After the lights came up following Alexandre O. Philippe’s The People vs. George Lucas at Silverdocs on Friday night, a crowd of festivalgoers mingled in the AFI lobby for a postscreening happy hour. Though, with a crowd abuzz from a film celebrating “Star Wars” arcana, the conversations were probably less Alex Gibney and more Admiral Ackbar.
Beneath a projection of George Lucas’s 1971 debut THX 1138 with electronic beats blasting through the room, the geeks and high-minded documentarians played nice, at least until the devices of fanboy revelry were introduced. As the audience relived its Lucas-induced childhood fantasies and middle-aged frustrations while the movie played, the theater took care to include a lightsaber dueling area for the afterparty.
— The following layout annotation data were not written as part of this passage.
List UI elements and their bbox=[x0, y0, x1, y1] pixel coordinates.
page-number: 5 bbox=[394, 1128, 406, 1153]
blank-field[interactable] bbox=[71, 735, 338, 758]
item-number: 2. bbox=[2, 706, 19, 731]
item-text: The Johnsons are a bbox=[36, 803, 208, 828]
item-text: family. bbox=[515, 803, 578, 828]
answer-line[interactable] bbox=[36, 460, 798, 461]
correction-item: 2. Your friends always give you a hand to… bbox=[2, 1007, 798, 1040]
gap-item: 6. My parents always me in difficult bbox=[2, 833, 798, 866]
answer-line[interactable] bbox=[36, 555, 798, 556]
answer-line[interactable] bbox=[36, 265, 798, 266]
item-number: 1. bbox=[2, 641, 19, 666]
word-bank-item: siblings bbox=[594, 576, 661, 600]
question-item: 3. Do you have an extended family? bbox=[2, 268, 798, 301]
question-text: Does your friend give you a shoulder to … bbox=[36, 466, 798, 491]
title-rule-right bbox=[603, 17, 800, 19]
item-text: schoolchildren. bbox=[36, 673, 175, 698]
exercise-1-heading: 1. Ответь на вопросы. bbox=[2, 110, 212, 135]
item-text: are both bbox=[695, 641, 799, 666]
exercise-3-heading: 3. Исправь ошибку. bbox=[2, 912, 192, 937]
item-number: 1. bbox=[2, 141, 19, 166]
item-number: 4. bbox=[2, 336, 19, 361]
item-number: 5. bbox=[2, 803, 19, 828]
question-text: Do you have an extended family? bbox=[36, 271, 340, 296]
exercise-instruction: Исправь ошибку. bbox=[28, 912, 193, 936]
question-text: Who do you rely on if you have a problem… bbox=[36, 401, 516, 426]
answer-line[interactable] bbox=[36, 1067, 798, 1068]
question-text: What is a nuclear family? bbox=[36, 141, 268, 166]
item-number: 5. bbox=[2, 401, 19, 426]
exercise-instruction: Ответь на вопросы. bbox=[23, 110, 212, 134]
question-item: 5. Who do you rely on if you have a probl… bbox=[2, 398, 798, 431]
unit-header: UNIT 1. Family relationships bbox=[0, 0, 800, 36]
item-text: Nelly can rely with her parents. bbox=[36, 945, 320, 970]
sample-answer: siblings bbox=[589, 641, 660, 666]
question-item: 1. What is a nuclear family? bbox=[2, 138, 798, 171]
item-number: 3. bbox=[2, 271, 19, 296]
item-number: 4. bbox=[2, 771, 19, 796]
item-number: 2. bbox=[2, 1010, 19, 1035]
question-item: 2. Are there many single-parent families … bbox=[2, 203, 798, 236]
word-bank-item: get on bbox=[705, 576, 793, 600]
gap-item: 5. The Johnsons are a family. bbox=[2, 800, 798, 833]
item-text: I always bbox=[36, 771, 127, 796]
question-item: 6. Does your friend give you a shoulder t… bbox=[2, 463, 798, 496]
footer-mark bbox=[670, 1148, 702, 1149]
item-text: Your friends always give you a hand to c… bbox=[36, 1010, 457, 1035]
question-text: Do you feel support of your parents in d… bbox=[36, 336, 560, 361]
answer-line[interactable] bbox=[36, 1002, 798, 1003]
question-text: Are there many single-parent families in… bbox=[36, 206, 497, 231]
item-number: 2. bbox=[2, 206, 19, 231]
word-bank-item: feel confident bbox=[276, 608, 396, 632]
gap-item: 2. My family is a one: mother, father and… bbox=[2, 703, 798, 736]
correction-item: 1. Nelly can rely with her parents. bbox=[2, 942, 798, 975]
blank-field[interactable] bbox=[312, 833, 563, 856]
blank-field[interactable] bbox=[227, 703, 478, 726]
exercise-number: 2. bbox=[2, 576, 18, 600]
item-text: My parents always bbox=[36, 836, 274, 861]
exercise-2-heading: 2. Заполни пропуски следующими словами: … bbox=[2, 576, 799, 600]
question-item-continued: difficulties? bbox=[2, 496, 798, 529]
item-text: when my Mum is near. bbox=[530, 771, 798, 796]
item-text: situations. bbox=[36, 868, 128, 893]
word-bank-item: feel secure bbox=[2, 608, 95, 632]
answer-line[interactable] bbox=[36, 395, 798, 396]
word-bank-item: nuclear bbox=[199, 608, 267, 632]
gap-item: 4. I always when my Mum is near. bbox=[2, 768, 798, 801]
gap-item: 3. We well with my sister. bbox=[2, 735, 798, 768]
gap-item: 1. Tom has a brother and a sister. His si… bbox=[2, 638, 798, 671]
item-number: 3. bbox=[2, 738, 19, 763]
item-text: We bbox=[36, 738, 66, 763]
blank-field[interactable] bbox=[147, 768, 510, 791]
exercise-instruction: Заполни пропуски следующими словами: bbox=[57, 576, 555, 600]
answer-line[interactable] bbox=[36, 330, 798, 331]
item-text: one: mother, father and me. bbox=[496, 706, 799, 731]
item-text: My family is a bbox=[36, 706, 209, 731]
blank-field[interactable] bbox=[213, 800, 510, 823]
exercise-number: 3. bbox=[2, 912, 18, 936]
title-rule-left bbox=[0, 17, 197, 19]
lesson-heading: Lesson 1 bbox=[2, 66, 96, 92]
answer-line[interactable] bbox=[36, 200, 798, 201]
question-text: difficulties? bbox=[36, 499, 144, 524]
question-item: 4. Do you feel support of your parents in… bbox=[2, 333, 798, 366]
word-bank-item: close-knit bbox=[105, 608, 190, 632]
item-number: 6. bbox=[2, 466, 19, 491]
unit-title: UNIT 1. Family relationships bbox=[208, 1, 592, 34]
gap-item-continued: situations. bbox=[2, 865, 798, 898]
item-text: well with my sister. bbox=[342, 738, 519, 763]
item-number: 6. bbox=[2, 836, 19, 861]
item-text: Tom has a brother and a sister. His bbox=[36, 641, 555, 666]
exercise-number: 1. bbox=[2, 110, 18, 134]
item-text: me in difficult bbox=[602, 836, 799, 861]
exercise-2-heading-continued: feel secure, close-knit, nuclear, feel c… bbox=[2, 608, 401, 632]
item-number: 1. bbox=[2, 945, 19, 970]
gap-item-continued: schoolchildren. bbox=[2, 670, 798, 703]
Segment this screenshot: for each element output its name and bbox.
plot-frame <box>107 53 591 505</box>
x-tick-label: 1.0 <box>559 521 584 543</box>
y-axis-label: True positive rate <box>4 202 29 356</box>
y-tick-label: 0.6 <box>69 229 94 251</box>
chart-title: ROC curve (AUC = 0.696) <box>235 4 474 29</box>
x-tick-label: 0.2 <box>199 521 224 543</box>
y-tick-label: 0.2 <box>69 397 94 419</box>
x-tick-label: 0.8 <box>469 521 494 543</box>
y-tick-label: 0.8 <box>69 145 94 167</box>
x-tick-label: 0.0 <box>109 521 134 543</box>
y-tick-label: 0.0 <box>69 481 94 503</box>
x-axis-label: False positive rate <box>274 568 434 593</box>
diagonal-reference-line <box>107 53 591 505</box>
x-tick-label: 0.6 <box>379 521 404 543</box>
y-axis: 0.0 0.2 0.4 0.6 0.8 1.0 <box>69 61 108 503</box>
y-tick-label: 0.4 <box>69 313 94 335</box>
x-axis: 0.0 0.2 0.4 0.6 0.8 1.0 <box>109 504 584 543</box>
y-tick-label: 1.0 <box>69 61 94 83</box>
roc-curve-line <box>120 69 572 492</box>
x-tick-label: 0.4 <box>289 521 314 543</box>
Inevitably, dozens of people took a moment or two to recreate the swordplay of Episodes I-VI. AFI Operations Manager Adrian Spencer, who moderated a discussion with Philippe immediately after The People vs. George Lucas, fought one of the longer battles of the night against Frank Salerno, a production adviser. At least no one wears a bathrobe to play Jedi at a film festival.
There were other, more recent types of combat taking place, as well. With a bar that included a certain malt beverage, it was only a matter of time before we saw nerds icing nerds. Theater manager Ben Field-Pickering (brother of Food for Animals’ and Future Times Records’ Andrew Field-Pickering) found himself on bended knee draining a bottle of Smirnoff Ice early on in the party.
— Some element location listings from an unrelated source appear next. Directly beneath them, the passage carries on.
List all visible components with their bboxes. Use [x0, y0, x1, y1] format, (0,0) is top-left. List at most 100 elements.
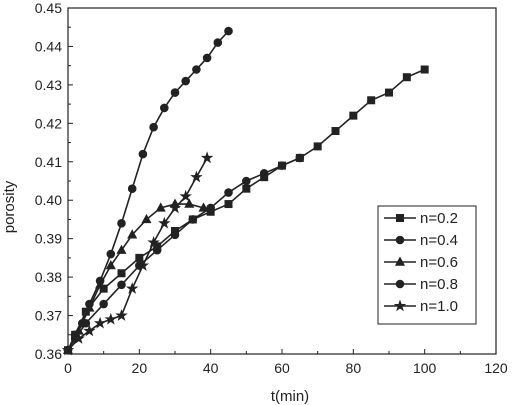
y-tick-label: 0.36 — [35, 346, 62, 362]
data-point — [115, 309, 128, 321]
data-point — [138, 149, 148, 159]
data-point — [155, 202, 166, 212]
data-point — [385, 88, 393, 97]
data-point — [206, 203, 215, 213]
x-axis-ticks: 0 20 40 60 80 100 120 — [64, 349, 508, 376]
x-tick-label: 0 — [64, 360, 72, 376]
data-point — [420, 65, 429, 74]
data-point — [367, 96, 376, 105]
series-line — [67, 68, 425, 351]
data-point — [85, 299, 94, 309]
data-point — [402, 73, 411, 82]
data-point — [106, 249, 116, 259]
data-point — [141, 213, 152, 224]
data-point — [77, 318, 87, 328]
data-point — [105, 260, 116, 270]
legend-label: n=0.8 — [420, 276, 458, 293]
legend-label: n=0.6 — [420, 254, 458, 271]
legend-marker — [393, 299, 407, 312]
y-tick-label: 0.37 — [35, 308, 62, 324]
data-point — [135, 253, 144, 262]
data-point — [72, 332, 85, 344]
data-point — [224, 26, 233, 36]
x-tick-label: 40 — [203, 360, 219, 376]
series-n=1.0 — [61, 151, 214, 356]
x-tick-label: 100 — [413, 360, 437, 376]
x-tick-label: 60 — [274, 360, 290, 376]
legend-item: n=1.0 — [384, 298, 458, 315]
legend-item: n=0.2 — [384, 210, 458, 227]
data-point — [127, 229, 138, 239]
data-point — [127, 184, 137, 193]
data-point — [160, 103, 169, 113]
series-n=0.4 — [63, 153, 305, 355]
legend-marker — [395, 279, 405, 289]
data-point — [179, 189, 192, 202]
legend-label: n=1.0 — [420, 298, 458, 315]
data-point — [149, 122, 158, 132]
data-point — [117, 280, 126, 290]
data-point — [184, 198, 195, 208]
data-point — [99, 299, 108, 309]
data-point — [170, 230, 180, 240]
data-point — [200, 151, 214, 164]
y-axis-title: porosity — [1, 180, 18, 233]
data-point — [104, 312, 118, 325]
legend-item: n=0.8 — [384, 276, 458, 293]
legend: n=0.2 n=0.4 n=0.6 n=0.8 n=1.0 — [377, 205, 477, 325]
data-point — [188, 215, 198, 224]
data-point — [224, 188, 233, 197]
data-point — [158, 216, 171, 229]
y-tick-label: 0.41 — [35, 154, 62, 170]
legend-marker — [394, 256, 406, 266]
data-point — [313, 142, 322, 151]
legend-label: n=0.4 — [420, 232, 458, 249]
y-tick-label: 0.45 — [35, 0, 62, 16]
data-point — [117, 218, 126, 228]
data-point — [213, 38, 223, 47]
data-point — [277, 161, 287, 170]
y-tick-label: 0.39 — [35, 231, 62, 247]
y-tick-label: 0.42 — [35, 115, 62, 131]
data-point — [295, 153, 305, 163]
y-tick-label: 0.40 — [35, 192, 62, 208]
data-point — [117, 269, 126, 278]
y-tick-label: 0.43 — [35, 77, 62, 93]
data-point — [259, 169, 269, 178]
data-point — [152, 245, 162, 255]
data-point — [192, 65, 201, 74]
data-point — [198, 202, 209, 212]
legend-item: n=0.6 — [384, 254, 458, 271]
data-point — [125, 282, 139, 294]
data-point — [93, 316, 107, 329]
data-point — [116, 244, 127, 254]
data-point — [170, 88, 180, 97]
y-tick-label: 0.38 — [35, 269, 62, 285]
data-point — [95, 276, 105, 286]
data-point — [202, 53, 212, 63]
data-point — [99, 284, 108, 293]
data-point — [147, 235, 160, 248]
legend-marker — [395, 235, 405, 245]
series-layer — [61, 26, 429, 356]
data-point — [331, 127, 340, 136]
x-tick-label: 120 — [484, 360, 508, 376]
y-axis-ticks: 0.36 0.37 0.38 0.39 0.40 0.41 0.42 0.43 0.44 0.45 — [35, 0, 73, 362]
data-point — [168, 201, 182, 214]
data-point — [83, 324, 96, 337]
legend-label: n=0.2 — [420, 210, 458, 227]
data-point — [61, 343, 75, 356]
x-axis-title: t(min) — [271, 388, 309, 405]
data-point — [242, 184, 251, 193]
y-tick-label: 0.44 — [35, 38, 62, 54]
data-point — [224, 200, 233, 209]
data-point — [242, 176, 251, 186]
data-point — [136, 259, 150, 271]
series-n=0.2 — [64, 65, 429, 355]
legend-item: n=0.4 — [384, 232, 458, 249]
legend-marker — [396, 214, 404, 222]
data-point — [181, 76, 190, 86]
series-n=0.8 — [63, 26, 233, 355]
x-tick-label: 80 — [346, 360, 362, 376]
Music was provided by Parris Haynie, 22, on an original-model Game Boy. Haynie, who deejays and writes under the pseudonym “Dauragon C. Mikado” (lifted from the villain of an obscure PlayStation 2 game), performs using chiptunes—a technology that uses ancient, 8-bit video game systems to arrange original compositions. The program plugs into the Game Boy on a cartridge no different than Tetris or Bust-a-Move, and from there Haynie can manipulate the device’s soundchip.
But rather than the bouncy songs that accompanied our favorite childhood games like Super Mario Bros., Haynie synthesized a pulsing, brooding pattern that was a haunting match for the dystopian vision of THX 1138 playing on the wall above.
“I go for more sinister sounds,” Haynie told Arts Desk. “In high school I was the kid listening to Nine Inch Nails and wearing all black.”
Seeing that his genre was a perfect match for the evening, Haynie turned to his own perception of “Star Wars.” Being too young to have seen the original trilogy in its original release, Haynie said wasn’t immediately averse to Lucas’s “Special Editions” or prequels, though like many in the crowd, he eventually turned on the later episodes. He is a fan of “Star Wars” spinoff fiction, specifically the “Knights of the Old Republic” video game series. When asked if the legacy of “Star Wars” belonged to its creator or its fans, Haynie was somewhat generous: “George Lucas can do whatever the fuck he wants, so long as I’m allowed to hate it.”